HTLM: Hyper-Text Pre-Training and Prompting of Language Models

Authors: Armen Aghajanyan, Dmytro Okhonko, Mike Lewis, Mandar Joshi, Hu Xu, Gargi Ghosh, Luke Zettlemoyer

ICLR 2022 | Conference PDF | Archive PDF | Plain Text | LLM Run Details

Reproducibility Variable Result LLM Response
Research Type Experimental We show that pretraining with a BART-style denoising loss directly on simplified HTML provides highly effective transfer for a wide range of end tasks and supervision levels. HTLM matches or exceeds the performance of comparably sized text-only LMs for zero-shot prompting and fine-tuning for classification benchmarks, while also setting new state-of-the-art performance levels for zero-shot summarization.

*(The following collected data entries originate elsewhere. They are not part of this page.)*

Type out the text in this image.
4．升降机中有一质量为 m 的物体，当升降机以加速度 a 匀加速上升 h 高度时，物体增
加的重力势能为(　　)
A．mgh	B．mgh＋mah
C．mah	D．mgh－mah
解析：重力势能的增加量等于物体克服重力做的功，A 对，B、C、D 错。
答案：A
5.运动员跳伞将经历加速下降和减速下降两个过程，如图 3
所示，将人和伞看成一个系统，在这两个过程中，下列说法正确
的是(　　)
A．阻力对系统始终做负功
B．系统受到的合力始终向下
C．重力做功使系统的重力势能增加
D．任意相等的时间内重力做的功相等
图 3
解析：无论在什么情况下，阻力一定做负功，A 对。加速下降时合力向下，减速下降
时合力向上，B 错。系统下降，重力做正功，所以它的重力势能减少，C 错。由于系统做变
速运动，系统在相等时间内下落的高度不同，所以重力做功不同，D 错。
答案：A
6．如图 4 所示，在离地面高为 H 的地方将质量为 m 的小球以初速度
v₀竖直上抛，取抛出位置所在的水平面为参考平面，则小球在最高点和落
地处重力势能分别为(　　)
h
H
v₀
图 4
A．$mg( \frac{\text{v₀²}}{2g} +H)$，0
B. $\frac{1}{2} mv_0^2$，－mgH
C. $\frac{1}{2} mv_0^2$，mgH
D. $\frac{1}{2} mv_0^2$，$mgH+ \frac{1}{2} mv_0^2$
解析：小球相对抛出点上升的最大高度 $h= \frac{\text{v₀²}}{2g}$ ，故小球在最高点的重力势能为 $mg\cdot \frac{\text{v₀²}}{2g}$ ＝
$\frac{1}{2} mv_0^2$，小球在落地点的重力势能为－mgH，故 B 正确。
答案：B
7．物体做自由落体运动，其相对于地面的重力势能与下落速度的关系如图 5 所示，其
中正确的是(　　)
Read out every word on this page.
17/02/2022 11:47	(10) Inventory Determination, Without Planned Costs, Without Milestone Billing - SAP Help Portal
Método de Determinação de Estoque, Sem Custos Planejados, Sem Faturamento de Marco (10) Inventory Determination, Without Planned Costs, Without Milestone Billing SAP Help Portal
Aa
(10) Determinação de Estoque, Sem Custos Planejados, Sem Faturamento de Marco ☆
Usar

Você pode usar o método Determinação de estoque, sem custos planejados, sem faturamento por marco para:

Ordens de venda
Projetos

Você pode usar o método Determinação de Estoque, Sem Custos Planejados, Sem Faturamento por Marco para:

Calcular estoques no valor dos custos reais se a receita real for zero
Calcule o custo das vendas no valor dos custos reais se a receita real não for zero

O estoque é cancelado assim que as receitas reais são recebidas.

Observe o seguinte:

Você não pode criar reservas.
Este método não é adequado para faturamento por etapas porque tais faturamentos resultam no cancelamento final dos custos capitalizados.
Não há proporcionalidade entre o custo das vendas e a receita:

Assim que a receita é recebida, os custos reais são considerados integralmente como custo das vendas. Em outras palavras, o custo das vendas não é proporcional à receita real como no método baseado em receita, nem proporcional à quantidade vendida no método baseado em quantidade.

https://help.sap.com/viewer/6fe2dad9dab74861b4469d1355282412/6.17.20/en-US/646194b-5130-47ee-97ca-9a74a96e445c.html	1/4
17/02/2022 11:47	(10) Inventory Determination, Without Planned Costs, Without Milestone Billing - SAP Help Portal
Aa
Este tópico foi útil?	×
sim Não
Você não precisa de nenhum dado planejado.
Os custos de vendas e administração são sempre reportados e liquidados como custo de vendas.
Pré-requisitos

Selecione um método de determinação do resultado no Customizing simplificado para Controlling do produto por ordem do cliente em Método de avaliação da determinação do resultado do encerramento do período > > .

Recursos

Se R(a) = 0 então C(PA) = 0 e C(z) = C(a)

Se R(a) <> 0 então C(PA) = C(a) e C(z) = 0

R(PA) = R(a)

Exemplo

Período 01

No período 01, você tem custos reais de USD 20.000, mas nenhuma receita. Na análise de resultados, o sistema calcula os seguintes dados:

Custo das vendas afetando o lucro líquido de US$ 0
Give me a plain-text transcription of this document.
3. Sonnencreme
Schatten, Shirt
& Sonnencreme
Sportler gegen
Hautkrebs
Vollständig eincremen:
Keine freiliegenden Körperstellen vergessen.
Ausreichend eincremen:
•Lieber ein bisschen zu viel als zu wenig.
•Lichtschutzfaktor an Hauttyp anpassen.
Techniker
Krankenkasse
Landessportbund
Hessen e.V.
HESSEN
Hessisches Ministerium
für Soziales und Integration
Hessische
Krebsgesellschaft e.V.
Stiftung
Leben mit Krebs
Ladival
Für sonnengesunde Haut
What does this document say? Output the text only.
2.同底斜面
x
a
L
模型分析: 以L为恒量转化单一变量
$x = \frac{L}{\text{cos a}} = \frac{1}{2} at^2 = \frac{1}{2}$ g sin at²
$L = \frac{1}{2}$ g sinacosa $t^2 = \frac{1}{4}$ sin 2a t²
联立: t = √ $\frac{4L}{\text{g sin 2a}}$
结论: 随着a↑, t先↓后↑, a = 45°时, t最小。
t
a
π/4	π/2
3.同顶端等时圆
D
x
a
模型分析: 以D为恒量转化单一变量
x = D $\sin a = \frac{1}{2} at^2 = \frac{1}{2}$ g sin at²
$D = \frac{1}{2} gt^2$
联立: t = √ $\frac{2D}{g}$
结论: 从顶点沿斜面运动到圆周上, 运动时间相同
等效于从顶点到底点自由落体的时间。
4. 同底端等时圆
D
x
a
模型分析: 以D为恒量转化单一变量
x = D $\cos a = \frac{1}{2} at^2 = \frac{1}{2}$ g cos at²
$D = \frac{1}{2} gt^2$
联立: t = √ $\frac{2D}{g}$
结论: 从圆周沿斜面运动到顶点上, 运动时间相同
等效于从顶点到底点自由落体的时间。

We also find that hyper-text prompts provide more value to HTLM, in terms of data efficiency, than plain text prompts do for existing LMs, and that HTLM is highly effective at auto-prompting itself, by simply generating the most likely hyper-text formatting for any available training data.
Researcher Affiliation Academia Anonymous authors Paper under double-blind review
Pseudocode No The paper describes its methods in prose and uses figures to illustrate concepts, but it does not include any explicitly labeled 'Pseudocode' or 'Algorithm' blocks, nor does it present structured steps in a code-like format.
Open Source Code No We will release all code and models to support future HTLM research.
Open Datasets Yes Our Hyper Text Language Model (HTLM) is trained on 23TB of simplified HTML which we automatically extract from common crawl dumps (see Section 2.1). We used the January 2021 snapshot of Common Crawl, which provided us with 23 Terabytes of MHTML text after filtering.
Dataset Splits No While the paper uses various datasets (e.g., GLUE, CNN/Dailymail), it does not explicitly provide the train/validation/test split percentages or sample counts for these datasets in a manner that would allow direct reproduction of the data partitioning. For instance, it mentions 'maximum of 50 data points from the train set to evaluate the prompts' and task-specific hyperparameters for GLUE in Table 7, but not the overall dataset splits.
Hardware Specification No We trained our augmented BART model for a total of 330,000 steps on 256 GPUs with an effective batch size of 8192. While it mentions '256 GPUs', it does not specify the model or type of GPUs, nor any CPU or memory details.
Software Dependencies No The paper mentions using 'Adam optimizer (Kingma & Ba, 2014)' and 'Fast Text Joulin et al. (2016)' but does not specify software dependencies like programming languages, libraries, or frameworks with their version numbers (e.g., 'Python 3.8', 'PyTorch 1.9').
Experiment Setup Yes We trained our augmented BART model for a total of 330,000 steps on 256 GPUs with an effective batch size of 8192. We initialize our model with the original BART-Large model. We train using the Adam optimizer (Kingma & Ba, 2014) and a polynomial decay learning rate scheduler with a peak learning rate of 4e 5 and 10, 000 warm-up steps. We do not use the sentence shuffling from the original BART objective, and select a Poisson λ of 3.5 for sampling span lengths for masking. We set dropout in the attention to 0.1 for the first 170k steps, reducing it to 0.0 thereafter. (Section 2.2). Additionally, Table 7 and Table 8 provide specific hyperparameter values for GLUE and R3F experiments respectively.